Kapadokya’da düzenlenen toplantıda konuşan Prof. Dr. Ercan Ok, böbrek yetmezliğinin tüm dünyada olduğu gibi giderek büyüyen önemli bir sağlık sorunu olduğunu söyledi. Hekimler olarak üç temel hedefleri olduğuna dikkat çeken Ok, “Hastaların yaşam süresini uzatmak, yaşam kalitelerini artırmak ve bunu da en ekonomik şekilde yapmak. Zira böbrek yetmezliği tedavisi bütün ülkeler için ciddi bir ekonomik yük de getiriyor.” diye konuştu. Ok, böbrek yetmezliğinin çeşitli tedavi şekilleri olduğunu, bunların tümünün de başarıyla uygulanıyor olmasının gurur verici olduğunu belirtti. Ok, “En ideal tedavi yöntemi böbrek naklidir, tabii şunun da altını çizmek isterim ki transplantasyon mutlaka tıbbi ve etik kurallara uygun şekilde gerçekleştirilmelidir. Öte yandan, şu da bir gerçektir ki böbrek transplantasyonunun çok yaygın olduğu ülkelerde bile, hastaların çoğunluğu diyaliz ile tedavi edilmektedir. Bunun iki nedeni vardır. Birincisi organ teminindeki yetersizlik, ikincisi ise bazı hastaların böbrek nakline uygun olmamasıdır. Dolayısıyla, bir yandan organ bağışını artırmak için uğraşırken, bir yandan da maliyet unsurunu da göz ardı etmeden diyaliz hastalarında yaşam süresi ve kalitesini iyileştirmek için uğraşmalıyız.” diye konuştu.

“EVDE DİYALİZ TEDAVİLERİ HASTA İÇİN DAHA KONFORLU VE ÜLKE İÇİN DAHA EKONOMİK”

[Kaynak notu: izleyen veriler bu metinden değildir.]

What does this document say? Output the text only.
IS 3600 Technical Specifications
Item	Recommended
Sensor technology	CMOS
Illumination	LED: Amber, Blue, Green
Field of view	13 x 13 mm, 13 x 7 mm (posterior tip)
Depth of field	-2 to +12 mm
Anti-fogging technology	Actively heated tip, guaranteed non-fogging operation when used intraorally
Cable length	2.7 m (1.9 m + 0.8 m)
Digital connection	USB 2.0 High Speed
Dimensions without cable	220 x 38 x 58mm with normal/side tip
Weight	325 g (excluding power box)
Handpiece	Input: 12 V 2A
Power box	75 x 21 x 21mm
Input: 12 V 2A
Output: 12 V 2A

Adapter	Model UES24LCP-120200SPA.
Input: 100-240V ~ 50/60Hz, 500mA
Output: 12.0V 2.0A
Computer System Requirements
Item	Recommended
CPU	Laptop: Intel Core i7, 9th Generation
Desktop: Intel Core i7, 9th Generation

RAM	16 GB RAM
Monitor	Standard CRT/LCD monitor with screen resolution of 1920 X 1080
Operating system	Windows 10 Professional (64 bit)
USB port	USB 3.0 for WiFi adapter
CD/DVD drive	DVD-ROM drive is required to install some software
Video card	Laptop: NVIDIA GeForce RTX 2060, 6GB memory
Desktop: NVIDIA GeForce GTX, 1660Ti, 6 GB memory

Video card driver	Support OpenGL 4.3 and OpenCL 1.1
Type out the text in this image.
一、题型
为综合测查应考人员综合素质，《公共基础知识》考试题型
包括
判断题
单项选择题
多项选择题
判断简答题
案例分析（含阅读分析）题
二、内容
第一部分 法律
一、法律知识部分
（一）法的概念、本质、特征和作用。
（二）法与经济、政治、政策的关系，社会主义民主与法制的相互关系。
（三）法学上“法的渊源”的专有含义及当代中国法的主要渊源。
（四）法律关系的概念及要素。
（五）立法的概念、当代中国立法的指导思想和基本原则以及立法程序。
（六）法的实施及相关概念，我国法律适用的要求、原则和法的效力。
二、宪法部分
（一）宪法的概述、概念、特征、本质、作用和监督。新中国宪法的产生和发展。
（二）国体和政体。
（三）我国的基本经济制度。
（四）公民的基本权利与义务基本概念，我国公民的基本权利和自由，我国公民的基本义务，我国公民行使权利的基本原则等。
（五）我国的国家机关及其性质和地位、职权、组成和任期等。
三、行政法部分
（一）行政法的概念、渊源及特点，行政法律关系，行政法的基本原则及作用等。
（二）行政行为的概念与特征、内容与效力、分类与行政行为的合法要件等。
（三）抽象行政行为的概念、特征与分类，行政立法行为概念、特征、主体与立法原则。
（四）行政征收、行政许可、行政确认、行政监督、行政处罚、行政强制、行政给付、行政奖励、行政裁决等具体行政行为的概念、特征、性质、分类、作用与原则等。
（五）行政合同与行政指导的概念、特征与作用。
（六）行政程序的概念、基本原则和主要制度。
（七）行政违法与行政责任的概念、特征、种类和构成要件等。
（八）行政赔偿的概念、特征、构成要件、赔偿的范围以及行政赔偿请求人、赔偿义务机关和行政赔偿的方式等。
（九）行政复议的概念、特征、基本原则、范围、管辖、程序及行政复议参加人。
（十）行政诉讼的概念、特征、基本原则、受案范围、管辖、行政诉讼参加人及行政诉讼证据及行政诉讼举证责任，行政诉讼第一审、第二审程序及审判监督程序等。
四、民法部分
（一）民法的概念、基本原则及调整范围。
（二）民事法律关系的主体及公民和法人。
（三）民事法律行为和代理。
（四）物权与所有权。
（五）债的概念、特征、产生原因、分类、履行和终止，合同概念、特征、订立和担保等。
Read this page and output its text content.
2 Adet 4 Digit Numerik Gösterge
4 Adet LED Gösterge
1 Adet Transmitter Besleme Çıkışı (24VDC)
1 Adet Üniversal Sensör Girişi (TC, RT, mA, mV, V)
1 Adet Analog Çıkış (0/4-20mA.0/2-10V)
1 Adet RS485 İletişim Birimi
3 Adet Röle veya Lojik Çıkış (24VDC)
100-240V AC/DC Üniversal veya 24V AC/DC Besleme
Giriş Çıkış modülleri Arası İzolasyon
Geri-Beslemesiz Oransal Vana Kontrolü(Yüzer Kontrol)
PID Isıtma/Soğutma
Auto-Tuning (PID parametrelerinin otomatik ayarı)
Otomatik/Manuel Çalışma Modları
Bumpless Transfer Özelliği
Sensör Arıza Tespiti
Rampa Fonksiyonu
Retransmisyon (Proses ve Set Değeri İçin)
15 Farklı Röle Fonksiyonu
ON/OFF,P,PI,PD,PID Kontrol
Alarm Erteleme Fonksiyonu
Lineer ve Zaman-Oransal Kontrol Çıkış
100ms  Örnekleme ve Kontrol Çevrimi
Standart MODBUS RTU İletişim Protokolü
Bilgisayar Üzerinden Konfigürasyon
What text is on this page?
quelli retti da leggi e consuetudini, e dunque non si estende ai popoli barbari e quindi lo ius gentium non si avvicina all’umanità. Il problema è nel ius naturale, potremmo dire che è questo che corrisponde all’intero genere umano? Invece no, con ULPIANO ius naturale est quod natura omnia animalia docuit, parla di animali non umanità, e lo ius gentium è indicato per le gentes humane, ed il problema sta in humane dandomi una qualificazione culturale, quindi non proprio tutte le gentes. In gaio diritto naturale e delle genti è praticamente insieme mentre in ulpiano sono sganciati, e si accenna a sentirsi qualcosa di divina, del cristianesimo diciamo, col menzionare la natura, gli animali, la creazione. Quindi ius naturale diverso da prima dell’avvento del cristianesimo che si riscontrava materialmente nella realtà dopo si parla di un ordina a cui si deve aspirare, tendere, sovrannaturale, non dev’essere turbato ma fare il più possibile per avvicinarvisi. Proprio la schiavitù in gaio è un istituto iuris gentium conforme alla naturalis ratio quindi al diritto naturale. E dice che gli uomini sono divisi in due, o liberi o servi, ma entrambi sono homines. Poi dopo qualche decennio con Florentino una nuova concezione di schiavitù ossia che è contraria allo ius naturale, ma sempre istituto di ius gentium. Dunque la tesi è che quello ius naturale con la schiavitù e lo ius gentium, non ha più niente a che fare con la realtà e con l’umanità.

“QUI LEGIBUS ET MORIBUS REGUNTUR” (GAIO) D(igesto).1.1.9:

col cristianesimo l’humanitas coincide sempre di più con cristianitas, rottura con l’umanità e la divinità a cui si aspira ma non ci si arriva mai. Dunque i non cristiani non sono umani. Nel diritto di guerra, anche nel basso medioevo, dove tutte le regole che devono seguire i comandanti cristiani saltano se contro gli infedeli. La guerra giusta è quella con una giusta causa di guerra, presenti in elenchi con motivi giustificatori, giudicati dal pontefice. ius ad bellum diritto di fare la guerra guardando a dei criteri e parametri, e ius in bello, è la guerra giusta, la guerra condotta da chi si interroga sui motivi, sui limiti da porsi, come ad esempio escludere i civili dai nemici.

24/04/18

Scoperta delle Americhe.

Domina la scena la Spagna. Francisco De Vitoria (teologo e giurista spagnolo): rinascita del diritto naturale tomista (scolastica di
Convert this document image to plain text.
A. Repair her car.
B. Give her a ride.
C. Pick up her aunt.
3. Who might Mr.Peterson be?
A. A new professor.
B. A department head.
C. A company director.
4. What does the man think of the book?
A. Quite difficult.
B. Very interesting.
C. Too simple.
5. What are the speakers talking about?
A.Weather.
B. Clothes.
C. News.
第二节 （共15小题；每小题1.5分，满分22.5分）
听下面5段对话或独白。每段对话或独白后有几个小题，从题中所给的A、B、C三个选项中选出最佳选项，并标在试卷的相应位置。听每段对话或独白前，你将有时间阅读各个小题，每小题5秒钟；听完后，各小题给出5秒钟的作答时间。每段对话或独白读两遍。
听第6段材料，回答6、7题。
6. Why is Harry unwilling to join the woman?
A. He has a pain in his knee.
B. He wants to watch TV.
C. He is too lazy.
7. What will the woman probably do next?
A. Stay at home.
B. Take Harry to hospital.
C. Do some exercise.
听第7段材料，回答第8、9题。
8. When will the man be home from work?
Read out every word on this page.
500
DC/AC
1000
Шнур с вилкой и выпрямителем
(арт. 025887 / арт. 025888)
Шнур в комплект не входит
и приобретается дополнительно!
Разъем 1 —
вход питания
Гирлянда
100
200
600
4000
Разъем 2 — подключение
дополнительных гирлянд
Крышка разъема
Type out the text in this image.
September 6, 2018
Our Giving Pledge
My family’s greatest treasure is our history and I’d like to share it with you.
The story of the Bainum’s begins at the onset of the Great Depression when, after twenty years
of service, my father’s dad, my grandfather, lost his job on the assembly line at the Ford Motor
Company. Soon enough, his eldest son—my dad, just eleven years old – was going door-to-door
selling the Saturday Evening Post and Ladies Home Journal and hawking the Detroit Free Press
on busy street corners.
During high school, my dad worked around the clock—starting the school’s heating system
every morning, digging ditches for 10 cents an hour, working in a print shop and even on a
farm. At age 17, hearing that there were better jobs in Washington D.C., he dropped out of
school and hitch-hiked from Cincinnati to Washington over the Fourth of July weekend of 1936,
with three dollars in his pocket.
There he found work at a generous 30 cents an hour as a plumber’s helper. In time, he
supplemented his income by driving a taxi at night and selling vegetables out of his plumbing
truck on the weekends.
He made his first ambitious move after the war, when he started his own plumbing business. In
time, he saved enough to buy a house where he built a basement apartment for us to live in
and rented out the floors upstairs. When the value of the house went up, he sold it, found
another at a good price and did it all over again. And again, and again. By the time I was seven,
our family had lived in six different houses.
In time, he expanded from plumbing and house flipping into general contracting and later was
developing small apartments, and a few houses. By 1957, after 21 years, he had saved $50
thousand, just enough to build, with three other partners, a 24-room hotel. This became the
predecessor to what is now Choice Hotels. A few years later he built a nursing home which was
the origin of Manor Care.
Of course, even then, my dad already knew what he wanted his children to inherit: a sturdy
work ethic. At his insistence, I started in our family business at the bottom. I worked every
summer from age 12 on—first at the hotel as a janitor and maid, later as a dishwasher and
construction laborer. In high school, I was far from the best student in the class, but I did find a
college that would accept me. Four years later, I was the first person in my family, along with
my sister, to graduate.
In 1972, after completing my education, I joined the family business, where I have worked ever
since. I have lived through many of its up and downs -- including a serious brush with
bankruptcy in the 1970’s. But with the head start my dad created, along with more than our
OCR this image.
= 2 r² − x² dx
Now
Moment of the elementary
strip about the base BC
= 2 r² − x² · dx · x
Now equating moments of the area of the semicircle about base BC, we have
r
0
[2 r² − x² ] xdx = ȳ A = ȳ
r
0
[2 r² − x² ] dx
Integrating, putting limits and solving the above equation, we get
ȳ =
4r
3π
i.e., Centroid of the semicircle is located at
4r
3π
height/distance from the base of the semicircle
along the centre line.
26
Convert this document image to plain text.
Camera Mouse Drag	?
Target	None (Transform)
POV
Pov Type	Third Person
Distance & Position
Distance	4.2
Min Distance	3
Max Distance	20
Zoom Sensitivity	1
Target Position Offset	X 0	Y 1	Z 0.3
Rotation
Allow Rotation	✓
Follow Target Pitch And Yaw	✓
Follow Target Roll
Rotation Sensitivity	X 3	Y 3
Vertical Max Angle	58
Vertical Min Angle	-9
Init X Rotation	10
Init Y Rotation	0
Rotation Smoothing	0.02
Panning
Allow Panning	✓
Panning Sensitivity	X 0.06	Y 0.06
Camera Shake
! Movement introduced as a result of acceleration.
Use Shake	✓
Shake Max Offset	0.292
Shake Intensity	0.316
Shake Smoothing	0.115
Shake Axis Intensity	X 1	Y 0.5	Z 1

Böbrek yetmezliği teşhisi konan hastaların, eğer böbrek bağışlayacak bir yakınları varsa hiç diyaliz olmadan böbrek nakli olmalarının uygun olacağını belirten Ok, "Eğer bu yoksa da kadavradan böbrek nakli için bekleme listesine kayıtlarını yaptırmaları gerekir. Diyalize yeni başlayacak tüm hastalar için eğer engel bir durum yoksa ilk seçenek periton diyalizi olmalıdır. Zira hastanın henüz kendi böbrek işlevlerinin de kısmen mevcut olduğu ilk yıllarda periton diyalizi etkili bir tedavi yöntemi olarak hastanın yaşamını özgürce sürdürmesine ve çalışabilmesine olanak veriyor. Yıllar içinde böbrekler işlevlerini tümüyle kaybedince, doktorlar hastalarına hemodiyalize geçmeleri gerektiğini söylediğinde, bu hastalar haftada üç kere diyaliz merkezine gitmeye direnç gösterebiliyorlar, oysa bu hastalar hemodiyalizi de evlerinde yapabilirler.” diye konuştu.

“EVDE HEMODİYALİZ KADAVRADAN BÖBREK NAKLİ KADAR BAŞARILI BİR YÖNTEM”

Prof. Dr. Ercan Ok, yapılan çalışmaların, evde hemodiyaliz tedavisinin, kadavradan yapılan böbrek nakline eşdeğer yaşam süresi ve kalitesi sağladığının gösterildiğine dikkat çekerek, “Böbrek nakli kadar başarılı sonuçlar sağlayan bu tedavi yöntemi, Sağlık Bakanlığımız ve Sosyal Güvenlik Kurumumuzun destekleri sayesinde ülkemizde artık başarıyla uygulanıyor. Ev hemodiyalizi yapan hasta sayısı 250’ye yakın, kısa sürede Türkiye bu konuda Avrupa’da en başarılı 4. ülke oldu.” şeklinde konuştu.

Evde hemodiyaliz uygulamasının Türkiye'de yeni olduğunu, ancak dünyada 50 yıldır başarıyla uygulanan bir tedavi yöntemi olduğunu ifade eden Prof. Ok, şöyle devam etti: “İki aylık eğitim sonrasında, hastalar kendi evlerinde ve genellikle gece uykuda iken sekiz saat süreyle hemodiyaliz oluyorlar. Evde hemodiyaliz hastalarının tahlilleri çok düzeldi, pek çok hastanın ilaç kullanma ve sıkı perhiz uygulama zorunlulukları ortadan kalktı, diyaliz sırasında tansiyon düşmesi-kramp ve diyaliz sonrası halsizlik şikayetleri tamamen kayboldu. Ev hemodiyalizi ile hastaların çalışabilmeleri mümkün oluyor, okula devam edenler var, genel sağlık durumları iyi olduğu için bunların içinde ağır işlerde çalışan, mesela kamyon şoförlüğü yapan var. Sağlıklı doğum yapıp, bebek sahibi olan iki bayan hasta var, bunlar biz hekimlere çok memnuniyet veriyor tabii.”